Trouver un site. Convaincre un élu de tenter l'aventure. Pour nombre de rassemblements de moindre importance, la difficulté commence... et s'arrête là. Depuis 2001, les Grenoblois d'Hadra butent sur ce premier obstacle. L'an passé, la mairie de Valbonnais (Isère) leur avait donné leur chance. Avec succès, pensaient-ils. Le couperet est tombé le 14 janvier, sous la forme d'une lettre : "Lors de votre rassemblement festif à caractère musical du 1er mai 2004, nous avons été agréablement surpris par la qualité du spectacle et son organisation, également par l'efficacité du service de sécurité et le sérieux du service de nettoyage. Toutefois, nous sommes au regret de ne pouvoir renouveler notre autorisation pour l'année 2005, la population du Valbonnais n'étant pas préparée à ce style de manifestation..."  Dans la foulée, Driss Bouayad, le président d'Hadra, assure avoir essuyé "une cinquantaine de refus" . Avant de trouver accueil à Chorges, dans les Hautes-Alpes, où se tiendra le rassemblement, du 1er au 3 juillet.
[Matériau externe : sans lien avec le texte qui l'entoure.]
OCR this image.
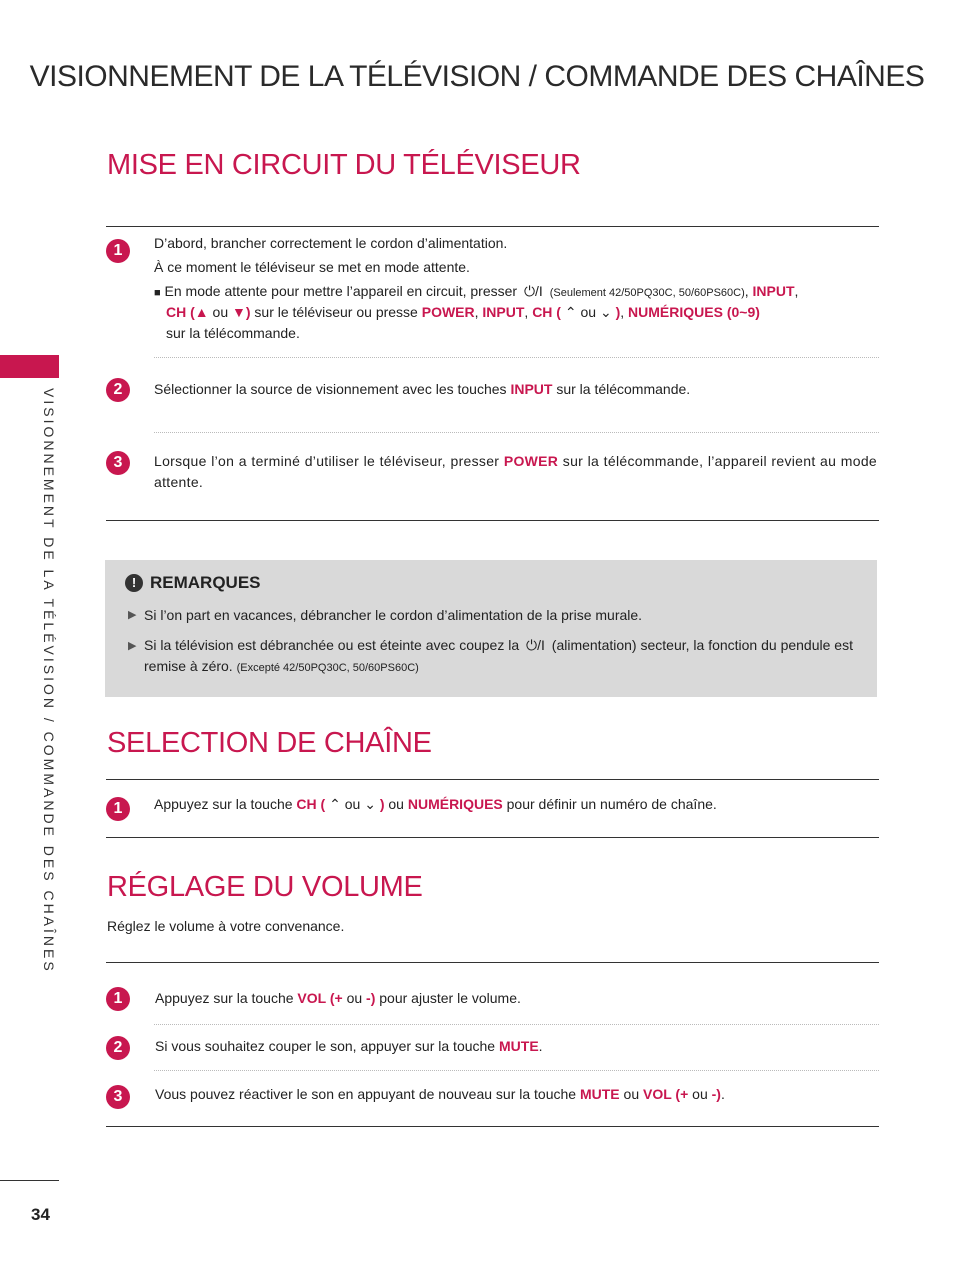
VISIONNEMENT DE LA TÉLÉVISION / COMMANDE DES CHAÎNES
VISIONNEMENT DE LA TÉLÉVISION / COMMANDE DES CHAÎNES
34
MISE EN CIRCUIT DU TÉLÉVISEUR
1	D’abord, brancher correctement le cordon d’alimentation.
À ce moment le téléviseur se met en mode attente.
■ En mode attente pour mettre l’appareil en circuit, presser ⏻/I (Seulement 42/50PQ30C, 50/60PS60C), INPUT,
CH (▲ ou ▼) sur le téléviseur ou presse POWER, INPUT, CH ( ⌃ ou ⌄ ), NUMÉRIQUES (0~9)
sur la télécommande.
2	Sélectionner la source de visionnement avec les touches INPUT sur la télécommande.
3	Lorsque l’on a terminé d’utiliser le téléviseur, presser POWER sur la télécommande, l’appareil revient au mode attente.
! REMARQUES
▶ Si l’on part en vacances, débrancher le cordon d’alimentation de la prise murale.
▶ Si la télévision est débranchée ou est éteinte avec coupez la ⏻/I (alimentation) secteur, la fonction du pendule est remise à zéro. (Excepté 42/50PQ30C, 50/60PS60C)
SELECTION DE CHAÎNE
1	Appuyez sur la touche CH ( ⌃ ou ⌄ ) ou NUMÉRIQUES pour définir un numéro de chaîne.
RÉGLAGE DU VOLUME
Réglez le volume à votre convenance.
1	Appuyez sur la touche VOL (+ ou -) pour ajuster le volume.
2	Si vous souhaitez couper le son, appuyer sur la touche MUTE.
3	Vous pouvez réactiver le son en appuyant de nouveau sur la touche MUTE ou VOL (+ ou -).
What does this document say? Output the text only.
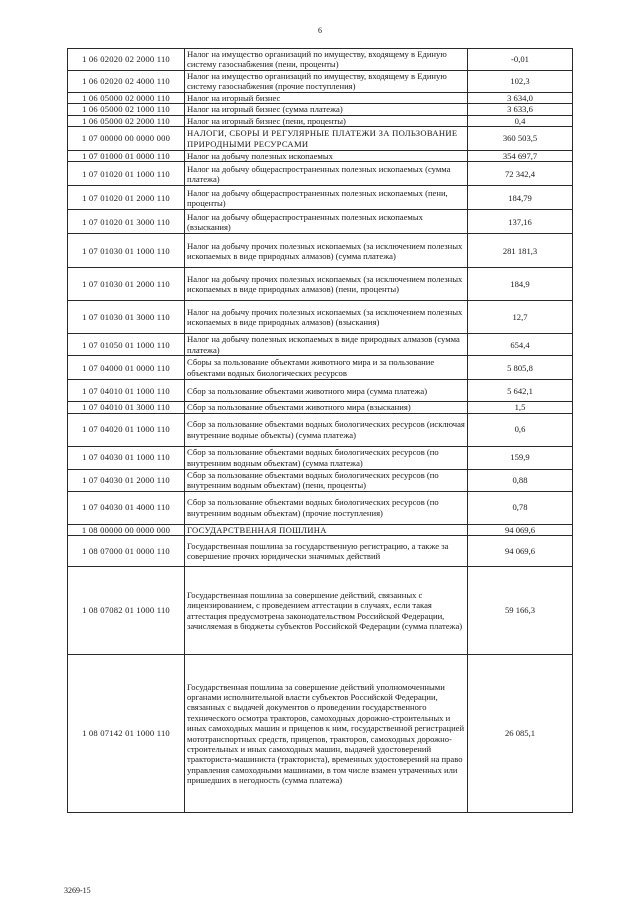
6
1 06 02020 02 2000 110	Налог на имущество организаций по имуществу, входящему в Единую систему газоснабжения (пени, проценты)	-0,01
1 06 02020 02 4000 110	Налог на имущество организаций по имуществу, входящему в Единую систему газоснабжения (прочие поступления)	102,3
1 06 05000 02 0000 110	Налог на игорный бизнес	3 634,0
1 06 05000 02 1000 110	Налог на игорный бизнес (сумма платежа)	3 633,6
1 06 05000 02 2000 110	Налог на игорный бизнес (пени, проценты)	0,4
1 07 00000 00 0000 000	НАЛОГИ, СБОРЫ И РЕГУЛЯРНЫЕ ПЛАТЕЖИ ЗА ПОЛЬЗОВАНИЕ ПРИРОДНЫМИ РЕСУРСАМИ	360 503,5
1 07 01000 01 0000 110	Налог на добычу полезных ископаемых	354 697,7
1 07 01020 01 1000 110	Налог на добычу общераспространенных полезных ископаемых (сумма платежа)	72 342,4
1 07 01020 01 2000 110	Налог на добычу общераспространенных полезных ископаемых (пени, проценты)	184,79
1 07 01020 01 3000 110	Налог на добычу общераспространенных полезных ископаемых (взыскания)	137,16
1 07 01030 01 1000 110	Налог на добычу прочих полезных ископаемых (за исключением полезных ископаемых в виде природных алмазов) (сумма платежа)	281 181,3
1 07 01030 01 2000 110	Налог на добычу прочих полезных ископаемых (за исключением полезных ископаемых в виде природных алмазов) (пени, проценты)	184,9
1 07 01030 01 3000 110	Налог на добычу прочих полезных ископаемых (за исключением полезных ископаемых в виде природных алмазов) (взыскания)	12,7
1 07 01050 01 1000 110	Налог на добычу полезных ископаемых в виде природных алмазов (сумма платежа)	654,4
1 07 04000 01 0000 110	Сборы за пользование объектами животного мира и за пользование объектами водных биологических ресурсов	5 805,8
1 07 04010 01 1000 110	Сбор за пользование объектами животного мира (сумма платежа)	5 642,1
1 07 04010 01 3000 110	Сбор за пользование объектами животного мира (взыскания)	1,5
1 07 04020 01 1000 110	Сбор за пользование объектами водных биологических ресурсов (исключая внутренние водные объекты) (сумма платежа)	0,6
1 07 04030 01 1000 110	Сбор за пользование объектами водных биологических ресурсов (по внутренним водным объектам) (сумма платежа)	159,9
1 07 04030 01 2000 110	Сбор за пользование объектами водных биологических ресурсов (по внутренним водным объектам) (пени, проценты)	0,88
1 07 04030 01 4000 110	Сбор за пользование объектами водных биологических ресурсов (по внутренним водным объектам) (прочие поступления)	0,78
1 08 00000 00 0000 000	ГОСУДАРСТВЕННАЯ ПОШЛИНА	94 069,6
1 08 07000 01 0000 110	Государственная пошлина за государственную регистрацию, а также за совершение прочих юридически значимых действий	94 069,6
1 08 07082 01 1000 110	Государственная пошлина за совершение действий, связанных с лицензированием, с проведением аттестации в случаях, если такая аттестация предусмотрена законодательством Российской Федерации, зачисляемая в бюджеты субъектов Российской Федерации (сумма платежа)	59 166,3
1 08 07142 01 1000 110	Государственная пошлина за совершение действий уполномоченными органами исполнительной власти субъектов Российской Федерации, связанных с выдачей документов о проведении государственного технического осмотра тракторов, самоходных дорожно-строительных и иных самоходных машин и прицепов к ним, государственной регистрацией мототранспортных средств, прицепов, тракторов, самоходных дорожно-строительных и иных самоходных машин, выдачей удостоверений тракториста-машиниста (тракториста), временных удостоверений на право управления самоходными машинами, в том числе взамен утраченных или пришедших в негодность (сумма платежа)	26 085,1
3269-15
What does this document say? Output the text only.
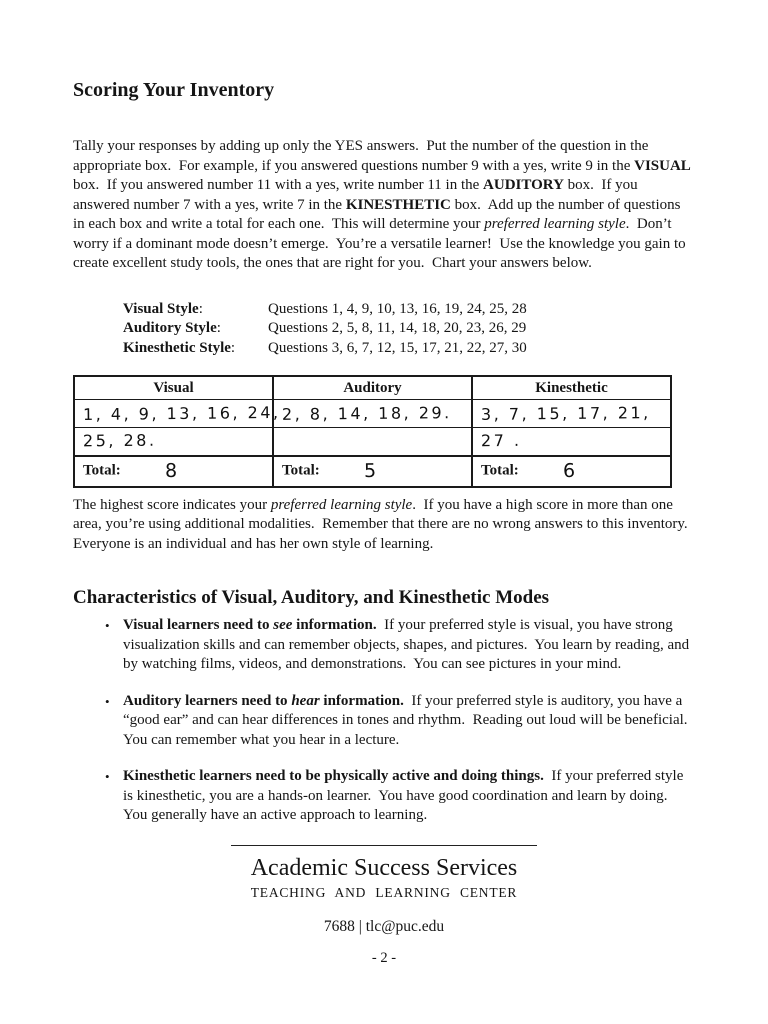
Scoring Your Inventory

Tally your responses by adding up only the YES answers.  Put the number of the question in the appropriate box.  For example, if you answered questions number 9 with a yes, write 9 in the VISUAL box.  If you answered number 11 with a yes, write number 11 in the AUDITORY box.  If you answered number 7 with a yes, write 7 in the KINESTHETIC box.  Add up the number of questions in each box and write a total for each one.  This will determine your preferred learning style.  Don’t worry if a dominant mode doesn’t emerge.  You’re a versatile learner!  Use the knowledge you gain to create excellent study tools, the ones that are right for you.  Chart your answers below.

Visual Style:	Questions 1, 4, 9, 10, 13, 16, 19, 24, 25, 28
Auditory Style:	Questions 2, 5, 8, 11, 14, 18, 20, 23, 26, 29
Kinesthetic Style:	Questions 3, 6, 7, 12, 15, 17, 21, 22, 27, 30
Visual	Auditory	Kinesthetic
1, 4, 9, 13, 16, 24,	2, 8, 14, 18, 29.	3, 7, 15, 17, 21,
25, 28.		27 .
Total: 8	Total: 5	Total: 6

The highest score indicates your preferred learning style.  If you have a high score in more than one area, you’re using additional modalities.  Remember that there are no wrong answers to this inventory.  Everyone is an individual and has her own style of learning.

Characteristics of Visual, Auditory, and Kinesthetic Modes
• Visual learners need to see information.  If your preferred style is visual, you have strong visualization skills and can remember objects, shapes, and pictures.  You learn by reading, and by watching films, videos, and demonstrations.  You can see pictures in your mind.
• Auditory learners need to hear information.  If your preferred style is auditory, you have a “good ear” and can hear differences in tones and rhythm.  Reading out loud will be beneficial.  You can remember what you hear in a lecture.
• Kinesthetic learners need to be physically active and doing things.  If your preferred style is kinesthetic, you are a hands-on learner.  You have good coordination and learn by doing.  You generally have an active approach to learning.
Academic Success Services
TEACHING AND LEARNING CENTER
7688 | tlc@puc.edu
- 2 -
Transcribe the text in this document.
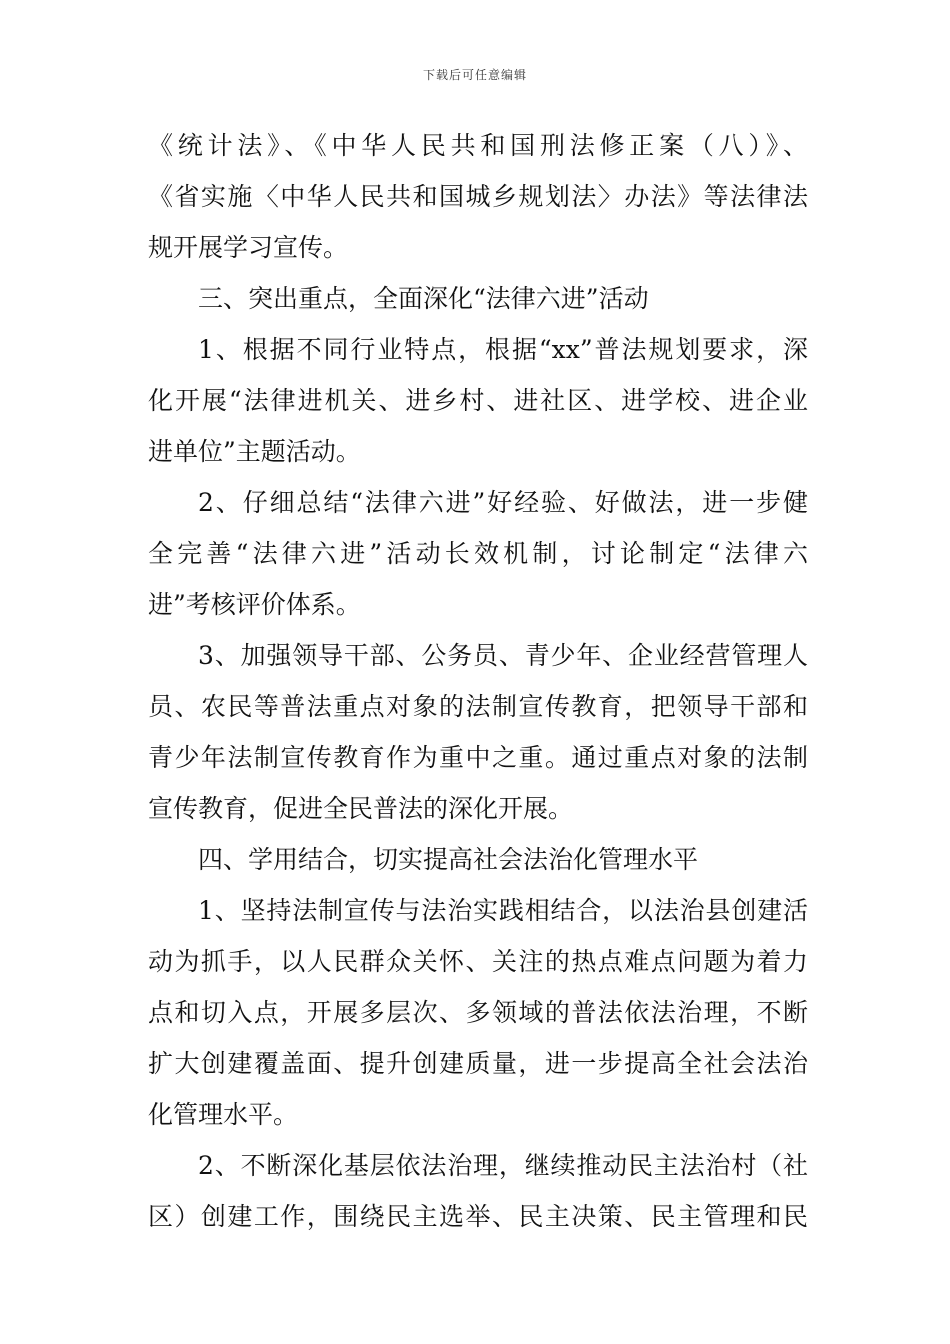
下载后可任意编辑
《统计法》、《中华人民共和国刑法修正案（八）》、
《省实施〈中华人民共和国城乡规划法〉办法》等法律法
规开展学习宣传。
三、突出重点，全面深化“法律六进”活动
1、根据不同行业特点，根据“xx”普法规划要求，深
化开展“法律进机关、进乡村、进社区、进学校、进企业
进单位”主题活动。
2、仔细总结“法律六进”好经验、好做法，进一步健
全完善“法律六进”活动长效机制，讨论制定“法律六
进”考核评价体系。
3、加强领导干部、公务员、青少年、企业经营管理人
员、农民等普法重点对象的法制宣传教育，把领导干部和
青少年法制宣传教育作为重中之重。通过重点对象的法制
宣传教育，促进全民普法的深化开展。
四、学用结合，切实提高社会法治化管理水平
1、坚持法制宣传与法治实践相结合，以法治县创建活
动为抓手，以人民群众关怀、关注的热点难点问题为着力
点和切入点，开展多层次、多领域的普法依法治理，不断
扩大创建覆盖面、提升创建质量，进一步提高全社会法治
化管理水平。
2、不断深化基层依法治理，继续推动民主法治村（社
区）创建工作，围绕民主选举、民主决策、民主管理和民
Conscient de cette difficulté, le collectif Technopol a rencontré, en mars, l'Association des maires de France. Un article est paru dans la revue de l'AMF pour rappeler aux élus "le nécessaire dialogue" avec les amateurs de techno. Une fiche pratique est en préparation pour détailler les démarches à entreprendre, et souligner la différence entre les festivals, les"teknivals" et les "free parties" . C'est que le vent paraît favorable.

En 1995, Nîmes avait cessé d'accueillir Borealis, la principale manifestation techno de l'époque. En 2000, Montpellier, qui avait pris le relais, s'arrêtait à son tour. Cet été, les deux villes organiseront chacune leur manifestation.

Nathaniel Herzberg
Article paru dans l'édition du 05.05.05
excellent article! pourvu que les lecteurs du Monde qui se fichent de la techno mais qui détiennent le pouvoir soient sensibilisés!
merci pour le lien, un tres bon article de Nathaniel Herzberg qui retrace et qui explique plutot bien ce qu'il se passe en france depuis quelques années jusqu'a aujourd'hui.

En tous cas petit à petit les choses avancent...    Smiley

A noté qd meme que pour les nuits sonores à lyon ( http://www.nuits-sonores.com/ ) il n'y a pas de place pour la trance et la psy...
ah si une minuscule place ici ouf ;p : http://sky.servermms.org/s,trancegoa,13,,8635,1,.html
ouaich, ça fait rêver quand on lit ça, mais on connait aussi l'inertie du systême ...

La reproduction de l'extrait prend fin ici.